Several decades ago, I created a city set in the near future year of 2020. Time has now caught up to me. 

My nerd friends and I basically played two role-playing games throughout school and college. The first was, of course, Advanced Dungeons and Dragons. We accumulated piles of rulebooks, guides, and monster manuals so that we could roll our dice and guide our characters on adventures written out in longhand in notebooks and mapped on graph paper. This system became world famous and is basically the conceptual architect of all the RPG tabletop and computer games that followed.

The second game was a lesser known but equally alliteratively titled game called Villains and Vigilantes. As the title suggests, this was about superheroes. Commercially speaking, the game never caught on quite the way that AD&D did. Of course, as a consolation, V&V got to avoid being blamed as a Satanic influence during some moral panics of the 1980s. As a game, V&V was a bit clunkier too, relying upon complex numerical formulas to generate some character traits. We loved it despite its flaws. Or maybe for them.

In practice, my gaming group tended to bounce between these two modes of high fantasy and superheroics. My friend Eric, the other game master in the group, always seemed to get a little fatigue with running D&D right as I got excited about running V&V. And vice versa. As we got older and went away to college, our gaming would happen more in the breaks when everyone was home.  

One summer, I got inspired. That’s when Metro City was born. 

As the rather generic name implies, Metro City was an archetypal place for adventuring.
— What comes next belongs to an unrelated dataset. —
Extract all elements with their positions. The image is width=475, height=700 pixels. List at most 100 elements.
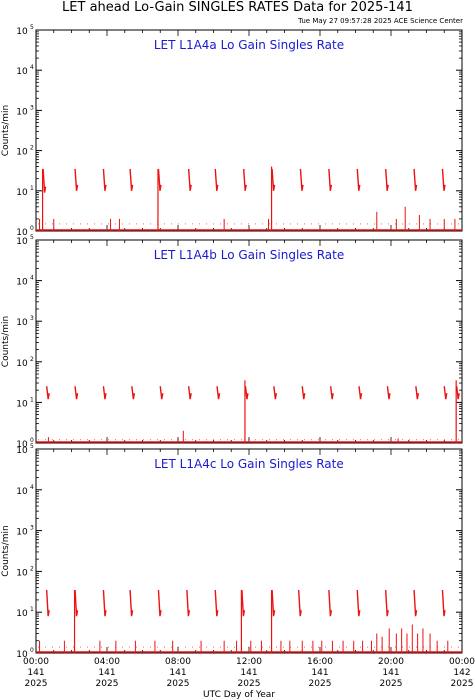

More Metropolis than Gotham, Metro City was a place of spiraling skyscrapers and booming technological progress. However, it was a place full of danger. Supervillains were constantly bringing deadly weapons in or taking stolen treasures out of the city’s sketchy waterfront districts. Criminal masterminds either ran things behind a veneer of respectability from the city’s positions of power or skulked hatching their secret plans from many underground or submerged bases (in retrospect, there were a lot of submarines in that world). And wherever evil reared its head, virtuous heroes and edgy anti-heroes sprung forth to stop them. 

I was cautious about how I imagined that future. I knew that scientific progress would not move forward to the point of houses on stilts or food pills or transporters. There were a few technological breakthroughs. I had prophesized the development of low orbital jets that would speed up global transportation (although I confess that was more so that I could set dangerous adventures on the edge of space). My future city also relied upon a kind of broadcast power. Again, this was mostly to make certain game mechanics go easier, but I did admire Tesla’s idea and thought it would be fun if it somehow worked. 

Metro City went on to live in my imagination in a way that few other gaming creations ever did. I often hear creators talk about how their characters tell them the story and not the other way around. All I had to do was think about that place and its inhabitants and scenario ideas would pour out of it. My players found places to add their characters. Bringing their stories in made Metro City an even greater place to be.

By now I’m used to being nostalgic for places that never truly existed. And right now, it’s easy to wish for simpler places to be and for better 2020s. But I do really miss Metro City. It wasn’t a hometown so much as my own town.